Warum wissen wir hier in Deutschland nichts davon, dass ab 1949 deutsche Frauen eine große Immigrantinnengruppe in Island gewesen sind? Das fragte sich die Autorin Anne Siegel, als sie eines Abends von ihrer isländischen Freundin davon erfuhr.
Auch meine liebe Freundin Franziska, die ich schon seit Studientagen kenne, hatte noch nichts von diesem hochinteressanten Kapitel deutsch-isländischer Zeitgeschichte gehört, und nachdem sie Anne Siegels Buch Frauen, Fische, Fjorde entdeckte, hat sie es bisher noch viermal in ihrem Freundeskreis verschenkt, eines eben auch an mich.

Dazu, warum wir nichts darüber wissen, stellt Anne Siegel nur im Epilog kurze Überlegungen an, die von ihren persönlichen Eindrücken aus den intensiven Gesprächen mit den inzwischen betagten Frauen und dem eigenen historischen Lernen in der Bundesrepublik der 70er Jahre beeinflusst sind.
Aber dank ihres Buches erfahren wir nun endlich doch davon.

In Frauen, Fische, Fjorde sind einige der alten Frauen bereit, ihre höchst individuelle Geschichte zu erzählen. Siegel bettet diese gekonnt und bewegend zu lesen ins politisch-gesellschaftliche Leben Deutschlands und vor allem Islands ein. Von der historischen Bedeutung des Þingvellir, über Frauen- und Namensrechte bis hin zum Bankencrash und seinen Folgen für die heute so alten Menschen führt die Reise durch deren persönliches Leben.

Ausgangspunkt ist Lübeck, eine Stadt, die Politikinteressierte und Literaturfreunde eher mit Willy Brandt oder Thomas Mann in Verbindung bringen, in der Island aber nach Beendigung des Zweiten Weltkriegs seine erste diplomatische Vertretung in Deutschland errichtete und der isländische Bauernverband in den Lübecker Nachrichten eine Anzeige schaltete, in der Landarbeiterinnen, und der Form halber auch Landarbeiter, in Island gesucht wurden.
Über verschiedene Wege haben die in Siegels Buch porträtierten Frauen von der Möglichkeit erfahren, sich, zunächst geplant für ein Jahr, als Landarbeiterin in Island zu verpflichten. Diese Wege sind gezeichnet von den Wirren des Zweiten Weltkriegs, von Flucht und Angst, dem Tod naher Angehöriger sowie von Kälte und Hunger der ersten Nachkriegsjahre.
In Island treffen sie dann auf eine ungeahnt weite und wilde Natur, die den Rhythmus der harten Arbeit bestimmt und die Gemeinschaft stärkt, finden aber auch eine in vielen Bereichen freiere Gesellschaft vor.

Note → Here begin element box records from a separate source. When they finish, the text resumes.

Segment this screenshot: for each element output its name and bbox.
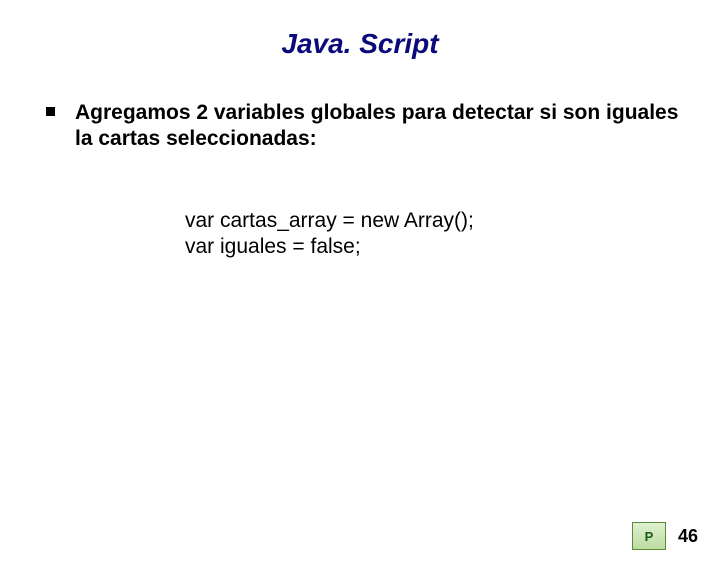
bullet-text: Agregamos 2 variables globales para dete… <box>75 100 680 153</box>
footer: P 46 <box>632 522 698 550</box>
slide-title: Java. Script <box>0 28 720 60</box>
code-line-1: var cartas_array = new Array(); <box>185 208 720 234</box>
logo-letter: P <box>645 529 654 544</box>
bullet-square-icon <box>46 107 55 116</box>
page-number: 46 <box>678 526 698 547</box>
code-line-2: var iguales = false; <box>185 234 720 260</box>
bullet-row: Agregamos 2 variables globales para dete… <box>46 100 680 153</box>
code-block: var cartas_array = new Array(); var igua… <box>185 208 720 261</box>
logo-icon: P <box>632 522 666 550</box>
bullet-block: Agregamos 2 variables globales para dete… <box>0 100 720 153</box>
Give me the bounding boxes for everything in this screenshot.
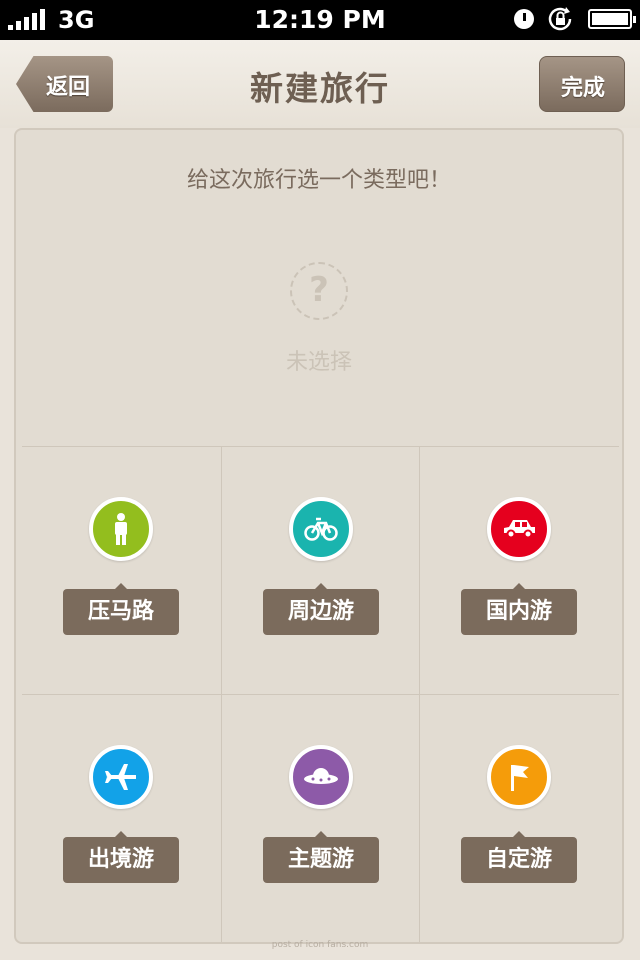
car-icon	[487, 497, 551, 561]
trip-type-option-abroad[interactable]: 出境游	[22, 694, 221, 942]
trip-type-option-walk[interactable]: 压马路	[22, 446, 221, 694]
prompt-text: 给这次旅行选一个类型吧！	[186, 168, 451, 193]
trip-type-option-custom[interactable]: 自定游	[420, 694, 619, 942]
trip-type-label: 自定游	[461, 831, 577, 883]
ufo-icon	[289, 745, 353, 809]
selection-status: 未选择	[285, 350, 352, 375]
trip-type-label: 周边游	[263, 583, 379, 635]
trip-type-label: 出境游	[63, 831, 179, 883]
trip-type-option-theme[interactable]: 主题游	[221, 694, 420, 942]
trip-type-label: 主题游	[263, 831, 379, 883]
rotation-lock-icon	[548, 7, 572, 31]
trip-type-grid: 压马路 周边游 国内游 出境游 主题游 自定游	[22, 446, 620, 942]
battery-icon	[588, 9, 636, 29]
done-button[interactable]: 完成	[539, 56, 625, 112]
navigation-bar: 返回 新建旅行 完成	[0, 40, 640, 128]
status-bar: 3G 12:19 PM	[0, 0, 640, 40]
trip-type-panel: 给这次旅行选一个类型吧！ ? 未选择 压马路 周边游 国内游 出境游 主题游 自…	[14, 128, 624, 944]
question-icon: ?	[290, 262, 348, 320]
flag-icon	[487, 745, 551, 809]
done-button-label: 完成	[560, 76, 605, 101]
trip-type-option-domestic[interactable]: 国内游	[420, 446, 619, 694]
trip-type-option-nearby[interactable]: 周边游	[221, 446, 420, 694]
trip-type-label: 国内游	[461, 583, 577, 635]
alarm-icon	[514, 9, 534, 29]
trip-type-label: 压马路	[63, 583, 179, 635]
bicycle-icon	[289, 497, 353, 561]
walking-person-icon	[89, 497, 153, 561]
watermark: post of icon fans.com	[271, 940, 369, 950]
airplane-icon	[89, 745, 153, 809]
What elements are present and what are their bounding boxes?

In der mir geschenkten Taschenbuchausgabe kommen acht Frauen zu Wort und Anne Siegel schildert auch ihre eigenen Eindrücke von den Gesprächen mit diesen Frauen. Im letzten Kapitel berichtet sie, wie es dazu kam, dass sie sogar noch einen Mann treffen konnte, der ihr seine Lebensgeschichte als deutscher Immigrant in Island erzählte. Es ist Georg, einer der wenigen Männer, die nach dem Zweiten Weltkrieg von Lübeck aus, eine Zukunftsperspektive in Island sahen.

Diese Frauen und der pazifistische Georg sind von unterschiedlichster Herkunft. So stammt Edith beispielsweise aus einem multikulturell-liberalen Elternhaus mit deutscher Mutter und russischem Vater und wuchs in Riga auf, während Hildegard wiederum aus einem streng preußischen, nationalsozialistischen Elternhaus kommt. Gleichwohl haben sie im gastfreundlichen Island eine Heimat gefunden und sind geblieben.

Ein absolut lesenswertes Buch.
Allein, damit noch mehr Menschen von diesen Biografien und diesem Stück Zeitgeschichte erfahren, werde auch ich dieses Buch weiterempfehlen und verschenken.

Anne Siegel: Frauen, Fische, Fjorde,
MALIK im Piper Verlag 2016/2020,
ISBN der erweiterten Taschenbuchausgabe
978-3-492-40609-3

Die inzwischen vergriffene Originalausgabe erschien 2011 im Bucher Verlag.